If you are really terrified by your user information being stored inside your homedir, or can’t sleep thinking of your session bus as a dark alley, you certainly want to run all your applications in a sandbox, they won’t be able to poke on org.freedesktop.Tracker1.Store or sniff on ~/.cache that way.
But again, there is nothing that makes Tracker as a whole inherently insecure, at least not more than the average session bus service, or the average application storing data in your homedir. Everything that could be distrusted is down to specific parsers, and that is anything but inherent in Tracker.
Tracker-extract runs plugins and is thus unsafe!
No, tracker-extract has a modular design, but is not extensible itself. It reads a closed set of modules implemented by Tracker from a folder that should be in /usr/lib/tracker-1.0 if your setup is right. The API of these modules is private and subject to change. If anything manages to add or modify modules there, you’ve got way worse concerns.
Now, one of these extractor modules uses GStreamer, which to my knowledge is still the go-to library if you want anything multimedia on linux, and it happens to open an arbitrary list of plugins itself, that is beyond Tracker control or extent.
It should be written in rust!
What do we gain from that? As said, tracker-extract is in essence a very simple loop, all the scary stuff is handled by external libraries that will still be implemented in “unsafe languages”, rust is just as useful as gift paper to wrap this.
Extraction should be further isolated into another process!
There are good reasons not to do that. Having two separate processes running completely interlocked tasks (one process can’t do anything until the other is finished) is pretty much a worst case for scheduling, context switching, performance and battery life at once.
Furthermore, such tertiary service would need exactly the same whitelisted syscalls and exactly the same number of ways out of the process. So I think I won’t attract the “Tracker is heavy/slow” zealots for this time… There is a throwaway process, and it is tracker-extract.
The silver linings
Tracker is already more secure, now lets silence the remaining noise. Quite certainly one area of improvement is Flatpak integration, so sandboxed applications can launch isolated Tracker instances that run under the same sandboxed environment, and extracted data is only visible within the sandbox.
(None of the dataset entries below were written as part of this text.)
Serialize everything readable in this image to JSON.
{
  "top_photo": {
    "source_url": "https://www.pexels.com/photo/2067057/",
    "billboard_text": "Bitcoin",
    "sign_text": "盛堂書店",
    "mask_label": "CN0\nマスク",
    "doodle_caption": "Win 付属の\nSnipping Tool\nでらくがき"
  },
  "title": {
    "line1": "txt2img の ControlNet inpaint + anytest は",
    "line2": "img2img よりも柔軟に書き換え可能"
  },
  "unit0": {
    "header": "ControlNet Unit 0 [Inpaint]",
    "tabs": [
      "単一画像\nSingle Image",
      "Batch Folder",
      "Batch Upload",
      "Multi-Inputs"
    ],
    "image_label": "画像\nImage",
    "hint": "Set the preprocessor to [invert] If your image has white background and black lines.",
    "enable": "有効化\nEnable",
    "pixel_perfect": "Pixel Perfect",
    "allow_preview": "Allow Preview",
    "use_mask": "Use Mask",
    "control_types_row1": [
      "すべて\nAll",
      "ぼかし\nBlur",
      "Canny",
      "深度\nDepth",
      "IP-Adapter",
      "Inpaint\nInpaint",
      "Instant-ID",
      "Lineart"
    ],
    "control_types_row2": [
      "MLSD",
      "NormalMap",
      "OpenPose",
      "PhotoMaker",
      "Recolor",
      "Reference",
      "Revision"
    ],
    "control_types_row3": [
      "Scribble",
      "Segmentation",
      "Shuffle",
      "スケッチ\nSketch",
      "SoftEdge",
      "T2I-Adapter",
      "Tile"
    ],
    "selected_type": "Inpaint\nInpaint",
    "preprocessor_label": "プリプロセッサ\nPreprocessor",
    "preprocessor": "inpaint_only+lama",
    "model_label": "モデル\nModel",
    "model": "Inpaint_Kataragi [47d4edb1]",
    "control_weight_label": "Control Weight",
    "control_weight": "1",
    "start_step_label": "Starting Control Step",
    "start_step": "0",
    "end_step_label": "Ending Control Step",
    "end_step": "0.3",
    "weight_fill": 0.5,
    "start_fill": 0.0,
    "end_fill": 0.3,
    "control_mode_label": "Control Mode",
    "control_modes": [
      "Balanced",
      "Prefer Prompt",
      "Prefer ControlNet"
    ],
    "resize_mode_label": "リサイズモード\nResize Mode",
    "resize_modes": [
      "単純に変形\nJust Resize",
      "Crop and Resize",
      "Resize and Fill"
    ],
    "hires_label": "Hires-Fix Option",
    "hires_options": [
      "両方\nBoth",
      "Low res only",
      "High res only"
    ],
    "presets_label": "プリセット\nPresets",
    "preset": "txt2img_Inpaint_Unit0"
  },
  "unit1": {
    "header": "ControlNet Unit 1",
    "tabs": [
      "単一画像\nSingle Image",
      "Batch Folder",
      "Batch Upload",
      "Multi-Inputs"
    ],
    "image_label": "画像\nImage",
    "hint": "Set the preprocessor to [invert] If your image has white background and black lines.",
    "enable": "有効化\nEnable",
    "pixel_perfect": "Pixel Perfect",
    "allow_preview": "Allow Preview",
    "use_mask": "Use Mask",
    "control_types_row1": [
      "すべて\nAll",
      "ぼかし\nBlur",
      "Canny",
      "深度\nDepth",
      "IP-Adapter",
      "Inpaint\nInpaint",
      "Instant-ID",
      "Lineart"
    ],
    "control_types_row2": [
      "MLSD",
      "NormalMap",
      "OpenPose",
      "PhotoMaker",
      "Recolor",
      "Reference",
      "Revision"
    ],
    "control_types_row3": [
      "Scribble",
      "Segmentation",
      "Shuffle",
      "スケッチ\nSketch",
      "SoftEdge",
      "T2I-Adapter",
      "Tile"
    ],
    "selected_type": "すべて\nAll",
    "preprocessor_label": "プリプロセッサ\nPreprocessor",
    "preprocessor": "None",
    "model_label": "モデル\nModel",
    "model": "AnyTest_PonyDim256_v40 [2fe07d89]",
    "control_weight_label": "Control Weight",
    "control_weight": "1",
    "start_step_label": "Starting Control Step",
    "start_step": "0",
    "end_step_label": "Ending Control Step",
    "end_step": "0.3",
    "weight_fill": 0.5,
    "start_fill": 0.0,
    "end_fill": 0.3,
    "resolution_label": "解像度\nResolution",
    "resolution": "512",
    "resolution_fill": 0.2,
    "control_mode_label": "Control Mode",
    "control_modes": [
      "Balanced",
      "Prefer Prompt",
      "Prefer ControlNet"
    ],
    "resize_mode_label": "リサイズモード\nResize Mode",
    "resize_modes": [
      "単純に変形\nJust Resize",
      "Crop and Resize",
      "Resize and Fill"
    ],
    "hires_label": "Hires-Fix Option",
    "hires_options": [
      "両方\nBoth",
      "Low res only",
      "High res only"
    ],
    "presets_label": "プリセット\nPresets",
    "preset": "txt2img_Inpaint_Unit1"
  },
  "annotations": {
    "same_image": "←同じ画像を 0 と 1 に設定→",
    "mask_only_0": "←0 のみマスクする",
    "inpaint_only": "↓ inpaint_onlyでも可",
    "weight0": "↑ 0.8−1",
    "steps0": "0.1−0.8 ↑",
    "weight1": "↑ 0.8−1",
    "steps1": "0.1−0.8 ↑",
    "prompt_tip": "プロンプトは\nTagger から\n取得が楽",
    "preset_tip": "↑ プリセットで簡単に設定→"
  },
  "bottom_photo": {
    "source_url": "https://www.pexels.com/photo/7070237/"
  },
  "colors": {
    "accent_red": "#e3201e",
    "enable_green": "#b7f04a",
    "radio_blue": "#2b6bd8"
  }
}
This is achievable with current Tracker design, however the “Tracker as a service” approach sounds excessive with this status quo, tracker needs to adapt to being usable as a local store, and it needs to go through being more of a generic SPARQL endpoint before.
But this is just adapting to the new times, Flatpak is relatively young and Tracker is slow moving, so they haven’t met yet. But there is a pretty clear roadmap, and we’ll get there.